Ellipse. 29 juin 2005. Petit récit d'un concert-étuve en terre subventionnée, métro Stalingrad. Ce que c'est que ce Why? Dès avant la première partie, jauger la faune en acte, ne pas acquérir de badge à l'effigie de la fourmi. Après tout, Anticon est une entreprise au même titre que Ricard S.A. Mimétisme. Combien de membres du jeune public pourraient être confondus avec l'un des deux Wolf bros., Yoni et Josiah? L'audience semble avoir intégré le principe parlementaire de la parité hommes-femmes. Yoni confirme en aparté que le prochain album de Why?, "Elephant Eyelash", le second, arrivera à la rentrée accompagné d'une nouvelle tournée internationale. Il l'annonce beaucoup plus cru que rap. Noir. Le groupe élu pour chauffer la salle se forme autour d'un chanteur à l'air pénétré, mais au charisme faible. Dandinant autour d'un micro plutôt mal réglé, le chanteur évoque un Jésus avec du bide et des larsens. Les lumières se rallument quelques longues minutes. Un roadie virevolte en remuant un tee-shirt "I [cœur rouge] NY". Josiah chèque sa batterie, puis scotche sur chaque instrument la setlist griffonnée sur autant de flyers. Question bête : est-ce que quand le nombre de filles parait bien dépasser celui des garçons dans un concert, automatiquement ça n'est plus du rap? Re-noir. Titre après titre, la fine carcasse de Yoni Wolf inspire de plus en plus l'idée d'un Lénine soudain chevelu, qui fait le héron, les yeux exorbités. Les veines de son cou se dressent en relief quand il déclame les passages les plus denses de ses paroles touchantes et nues. Son frère aîné s'abîme littéralement sur les pièces de son instrument, brandit ses baguettes, lève ses pieds nus presque jusqu'aux cymbales, tombe la chemisette avant les premiers applaudissements et ressemble bientôt à Jerry Seinfeld sous acide, la barbe nette mais l'œil torve.
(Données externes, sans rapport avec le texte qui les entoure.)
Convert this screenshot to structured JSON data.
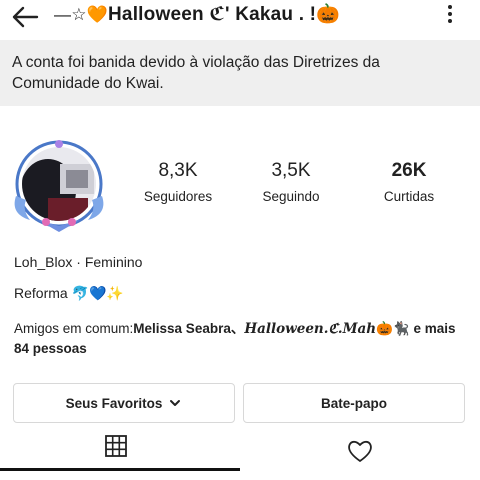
{
  "header": {
    "title_prefix": "—☆🧡",
    "title": "Halloween ℭ' Kakau .",
    "title_suffix": " !🎃"
  },
  "banner": {
    "text": "A conta foi banida devido à violação das Diretrizes da Comunidade do Kwai."
  },
  "stats": [
    {
      "value": "8,3K",
      "label": "Seguidores"
    },
    {
      "value": "3,5K",
      "label": "Seguindo"
    },
    {
      "value": "26K",
      "label": "Curtidas"
    }
  ],
  "profile": {
    "username": "Loh_Blox",
    "separator": "·",
    "gender": "Feminino",
    "bio": "Reforma 🐬💙✨",
    "mutual_prefix": "Amigos em comum:",
    "mutual_names": "Melissa Seabra、",
    "mutual_fancy": "Halloween.ℭ.Mah",
    "mutual_emoji": "🎃🐈‍⬛",
    "mutual_suffix": " e mais 84 pessoas"
  },
  "buttons": {
    "favorites": "Seus Favoritos",
    "chat": "Bate-papo"
  },
  "icons": {
    "back": "arrow-left-icon",
    "more": "kebab-menu-icon",
    "grid": "grid-icon",
    "heart": "heart-icon",
    "chevron": "chevron-down-icon"
  },
  "colors": {
    "banner_bg": "#efefef",
    "avatar_ring": "#4a78c8"
  }
}
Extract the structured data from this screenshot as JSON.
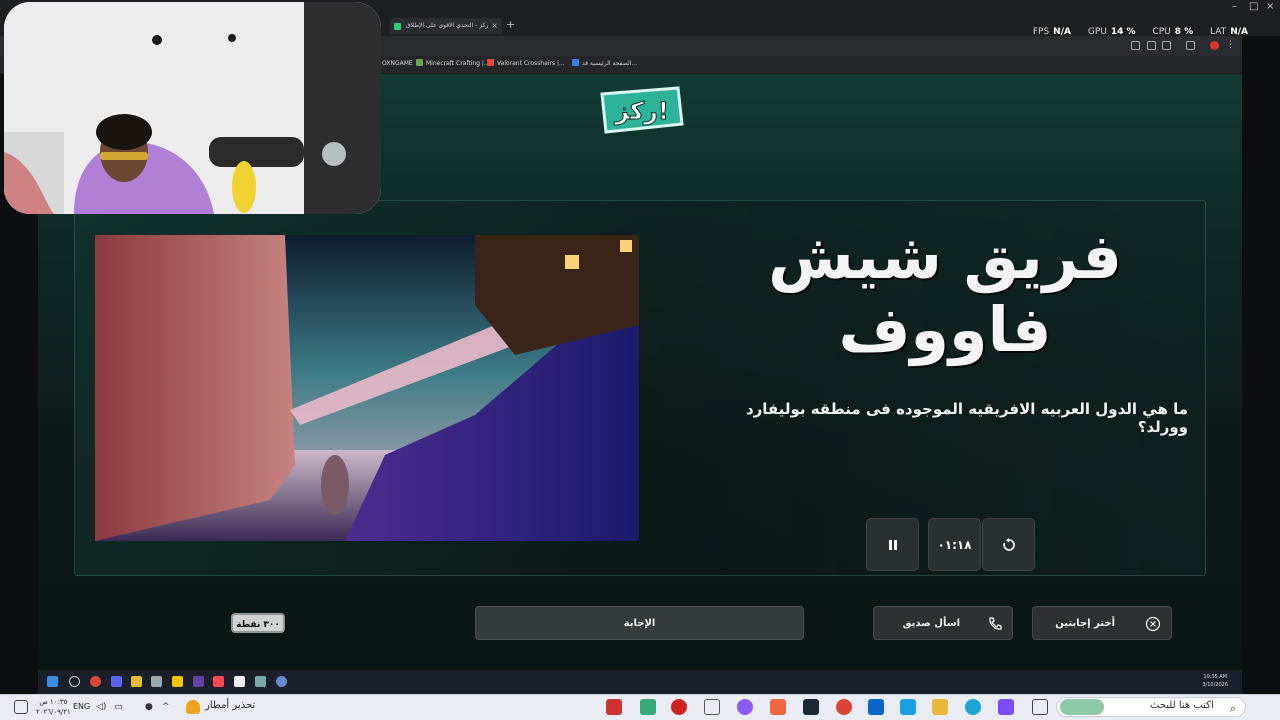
{
  "browser": {
    "tabs": [
      {
        "label": "ركز - التحدي الاقوى على الإطلاق"
      }
    ],
    "bookmarks": [
      {
        "label": "OXNGAME"
      },
      {
        "label": "Minecraft Crafting |..."
      },
      {
        "label": "Valorant Crosshairs |..."
      },
      {
        "label": "الصفحة الرئيسية قد..."
      }
    ]
  },
  "perf_overlay": {
    "fps_label": "FPS",
    "fps_value": "N/A",
    "gpu_label": "GPU",
    "gpu_value": "14 %",
    "cpu_label": "CPU",
    "cpu_value": "8 %",
    "lat_label": "LAT",
    "lat_value": "N/A"
  },
  "game": {
    "logo_text": "ركز!",
    "team_name": "فريق شيش فاووف",
    "question": "ما هي الدول العربيه الافريقيه الموجوده فى منطقه بوليفارد وورلد؟",
    "timer": "٠١:١٨",
    "controls": {
      "pause_icon": "pause-icon",
      "reset_icon": "rotate-icon"
    },
    "points": "٣٠٠ نقطة",
    "answer_label": "الإجابة",
    "ask_friend_label": "اسأل صديق",
    "choose_two_label": "أختر إجابتين",
    "accent_color": "#133a33"
  },
  "inner_taskbar": {
    "time": "10:35 AM",
    "date": "3/10/2026"
  },
  "os_taskbar": {
    "search_placeholder": "اكتب هنا للبحث",
    "weather_text": "تحذير أمطار",
    "lang": "ENG",
    "time": "١٠:٣٥ ص",
    "date": "٢٠٢٦/٠٩/٢١"
  }
}
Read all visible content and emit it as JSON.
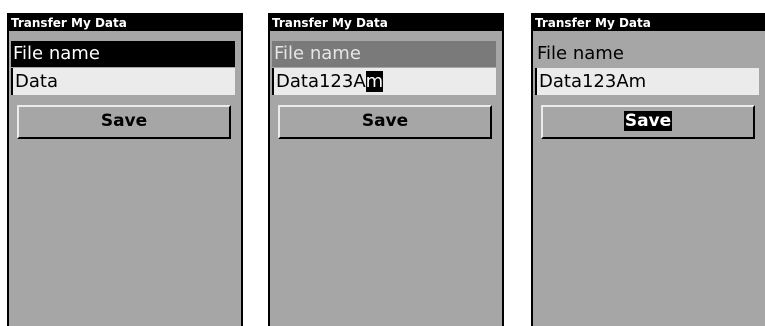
{
  "screens": [
    {
      "title": "Transfer My Data",
      "field_label": "File name",
      "field_value": "Data",
      "cursor_char": "",
      "save_label": "Save"
    },
    {
      "title": "Transfer My Data",
      "field_label": "File name",
      "field_value": "Data123A",
      "cursor_char": "m",
      "save_label": "Save"
    },
    {
      "title": "Transfer My Data",
      "field_label": "File name",
      "field_value": "Data123Am",
      "cursor_char": "",
      "save_label": "Save"
    }
  ]
}
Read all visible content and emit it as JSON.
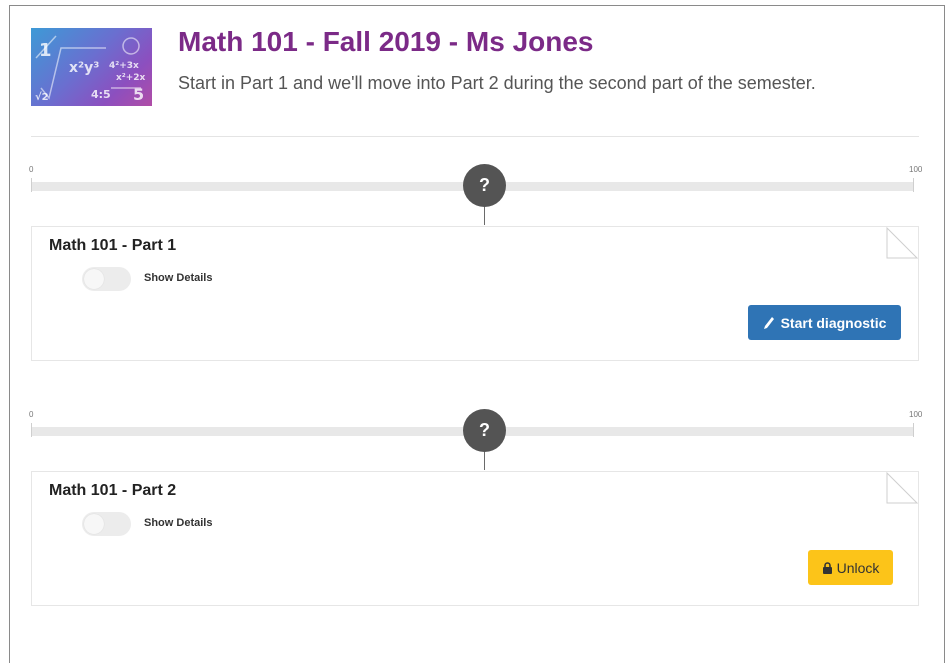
{
  "course": {
    "title": "Math 101 - Fall 2019 - Ms Jones",
    "description": "Start in Part 1 and we'll move into Part 2 during the second part of the semester.",
    "image_icon": "math-formulas-image"
  },
  "sections": [
    {
      "scale_min": "0",
      "scale_max": "100",
      "marker_label": "?",
      "title": "Math 101 - Part 1",
      "toggle_label": "Show Details",
      "toggle_on": false,
      "action_label": "Start diagnostic",
      "action_icon": "pencil-icon",
      "action_color": "#2f74b5"
    },
    {
      "scale_min": "0",
      "scale_max": "100",
      "marker_label": "?",
      "title": "Math 101 - Part 2",
      "toggle_label": "Show Details",
      "toggle_on": false,
      "action_label": "Unlock",
      "action_icon": "lock-icon",
      "action_color": "#fcc419"
    }
  ],
  "colors": {
    "title": "#7b2a87",
    "marker": "#545454"
  }
}
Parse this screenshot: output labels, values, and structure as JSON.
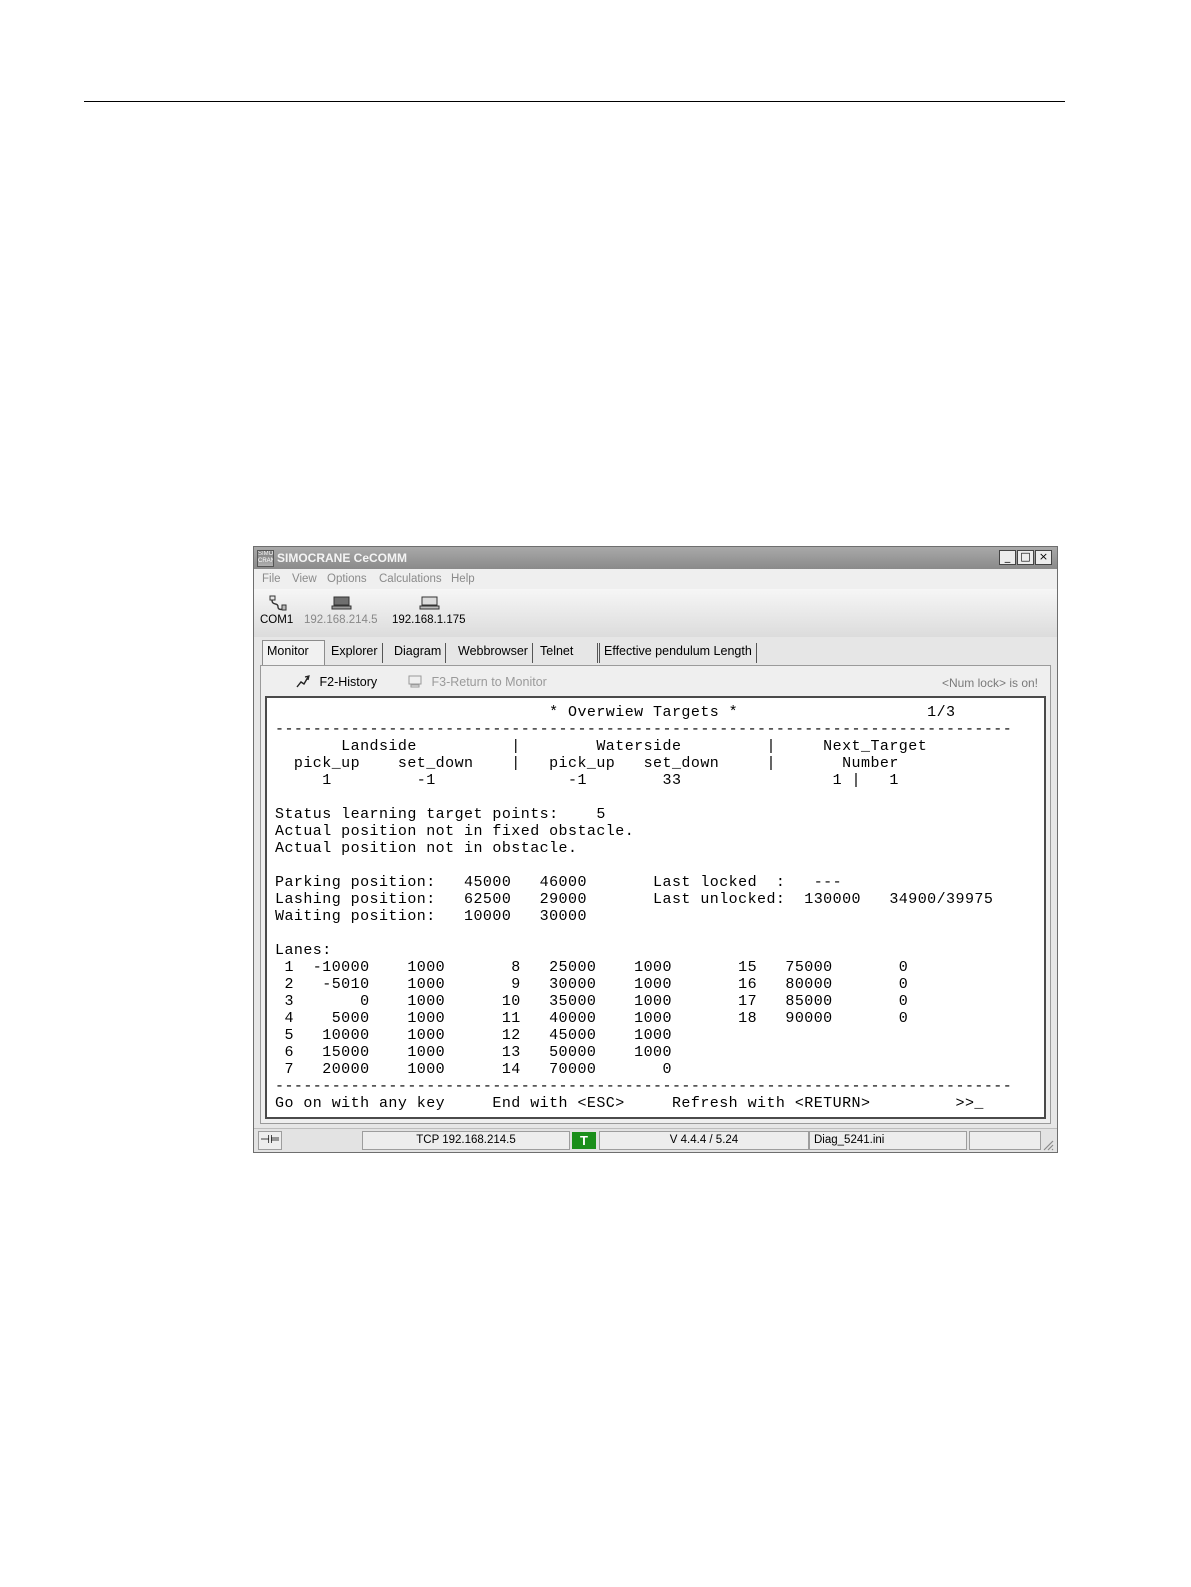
{
  "window": {
    "icon_text": "SIMO CRANE",
    "title": "SIMOCRANE CeCOMM",
    "minimize": "_",
    "maximize": "□",
    "close": "×"
  },
  "menu": [
    "File",
    "View",
    "Options",
    "Calculations",
    "Help"
  ],
  "toolbar": {
    "com": "COM1",
    "ip1": "192.168.214.5",
    "ip2": "192.168.1.175"
  },
  "tabs": [
    "Monitor",
    "Explorer",
    "Diagram",
    "Webbrowser",
    "Telnet",
    "Effective pendulum Length"
  ],
  "subbar": {
    "history": "F2-History",
    "return": "F3-Return to Monitor",
    "numlock": "<Num lock> is on!"
  },
  "terminal": {
    "lines": [
      "                             * Overwiew Targets *                    1/3",
      "------------------------------------------------------------------------------",
      "       Landside          |        Waterside         |     Next_Target",
      "  pick_up    set_down    |   pick_up   set_down     |       Number",
      "     1         -1              -1        33                1 |   1",
      "",
      "Status learning target points:    5",
      "Actual position not in fixed obstacle.",
      "Actual position not in obstacle.",
      "",
      "Parking position:   45000   46000       Last locked  :   ---",
      "Lashing position:   62500   29000       Last unlocked:  130000   34900/39975",
      "Waiting position:   10000   30000",
      "",
      "Lanes:",
      " 1  -10000    1000       8   25000    1000       15   75000       0",
      " 2   -5010    1000       9   30000    1000       16   80000       0",
      " 3       0    1000      10   35000    1000       17   85000       0",
      " 4    5000    1000      11   40000    1000       18   90000       0",
      " 5   10000    1000      12   45000    1000",
      " 6   15000    1000      13   50000    1000",
      " 7   20000    1000      14   70000       0",
      "------------------------------------------------------------------------------",
      "Go on with any key     End with <ESC>     Refresh with <RETURN>         >>_"
    ]
  },
  "status": {
    "pin": "⊣⊨",
    "connection": "TCP 192.168.214.5",
    "mode": "T",
    "version": "V 4.4.4 / 5.24",
    "file": "Diag_5241.ini"
  },
  "colors": {
    "title_bar": "#999999",
    "status_t": "#1b8f1b"
  }
}
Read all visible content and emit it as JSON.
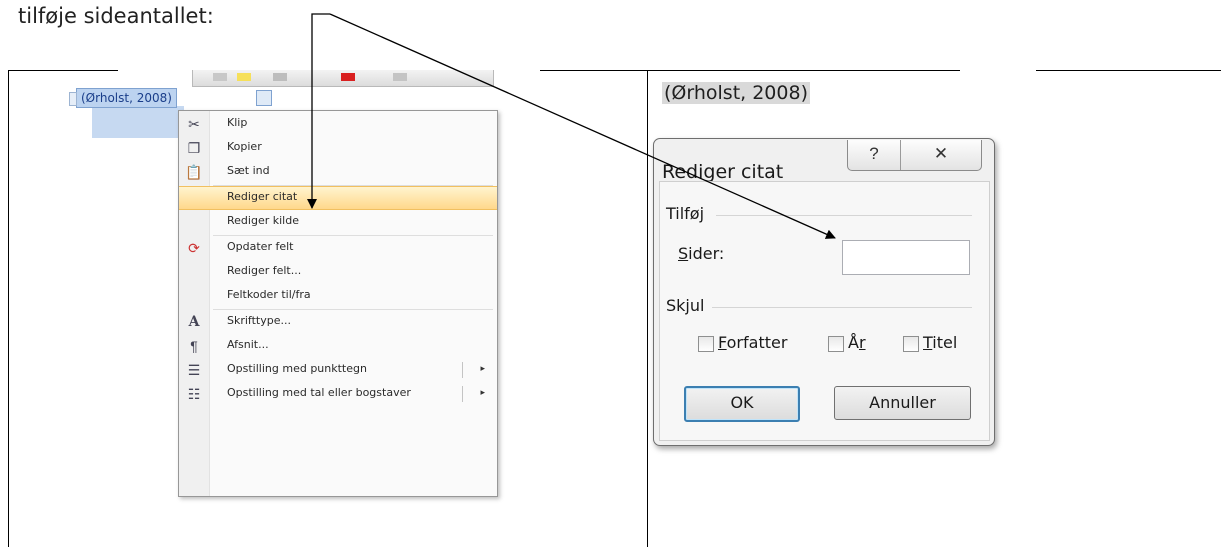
{
  "intro_text": "tilføje sideantallet:",
  "left": {
    "citation": "(Ørholst, 2008)",
    "menu_items": [
      {
        "label": "Klip",
        "icon": "scissors-icon"
      },
      {
        "label": "Kopier",
        "icon": "copy-icon"
      },
      {
        "label": "Sæt ind",
        "icon": "paste-icon"
      },
      {
        "label": "Rediger citat",
        "highlighted": true
      },
      {
        "label": "Rediger kilde"
      },
      {
        "label": "Opdater felt",
        "icon": "update-field-icon"
      },
      {
        "label": "Rediger felt..."
      },
      {
        "label": "Feltkoder til/fra"
      },
      {
        "label": "Skrifttype...",
        "icon": "font-icon"
      },
      {
        "label": "Afsnit...",
        "icon": "paragraph-icon"
      },
      {
        "label": "Opstilling med punkttegn",
        "icon": "bullets-icon",
        "submenu": true
      },
      {
        "label": "Opstilling med tal eller bogstaver",
        "icon": "numbering-icon",
        "submenu": true
      }
    ]
  },
  "right": {
    "citation": "(Ørholst, 2008)",
    "dialog": {
      "title": "Rediger citat",
      "help_glyph": "?",
      "close_glyph": "✕",
      "add_group": "Tilføj",
      "pages_label_first": "S",
      "pages_label_rest": "ider:",
      "pages_value": "",
      "hide_group": "Skjul",
      "checkboxes": {
        "author_u": "F",
        "author_rest": "orfatter",
        "year_a": "Å",
        "year_u": "r",
        "title_u": "T",
        "title_rest": "itel"
      },
      "ok_label": "OK",
      "cancel_label": "Annuller"
    }
  }
}
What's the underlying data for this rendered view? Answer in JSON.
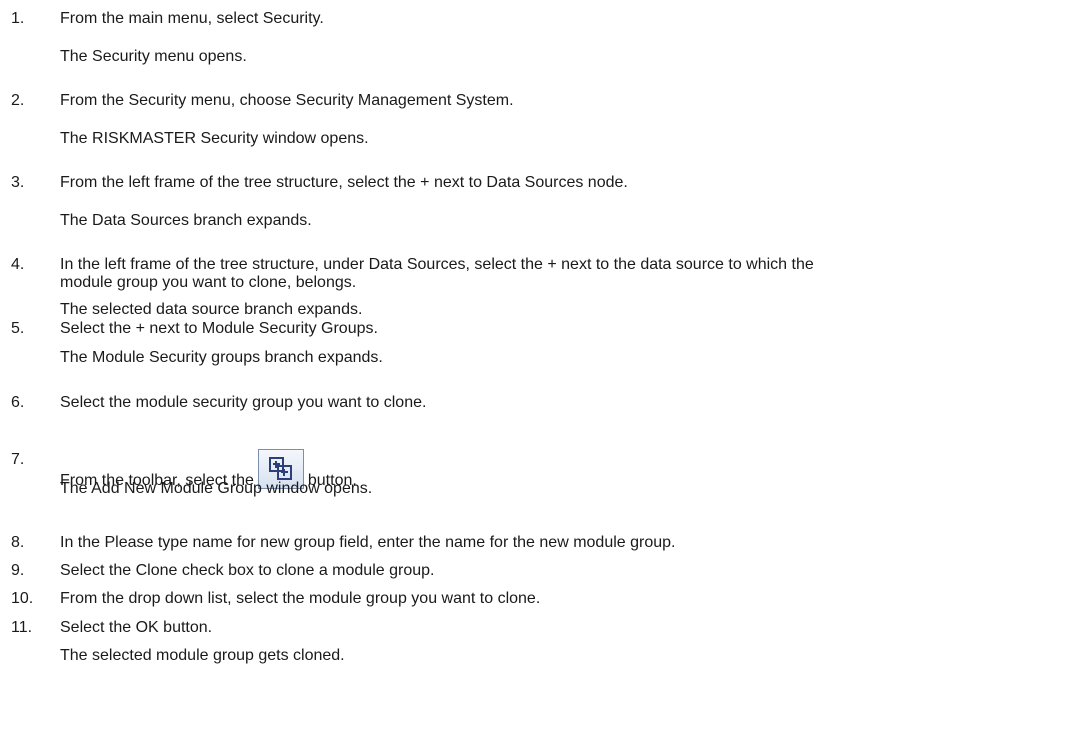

Les deux autres zicos sur scène alternent les ustensiles avec un flegme californien, la bouche ouverte, suant joyeusement dans leur crin comme des Brian Wilson cryogénisés. Un fan connu du premier rang réclame et obtient l'émouvante 'Darla', ode à la mémoire d'une poule sacrifiée. Yoni entamera chaque rappel au piano par une reprise d'Elton John, pince-sans-rire. A la fin du concert, un spectateur prononcera la phrase "J'adore ma vie en ce moment".
Billy, l'enfant-totem de Reaching Quiet, confesse qu'après avoir sauvé un soir le Père Noël des griffes de Martiens hostiles, il partit marcher dans le couchant, "comme aurait fait n'importe quel héros". Why? est son double.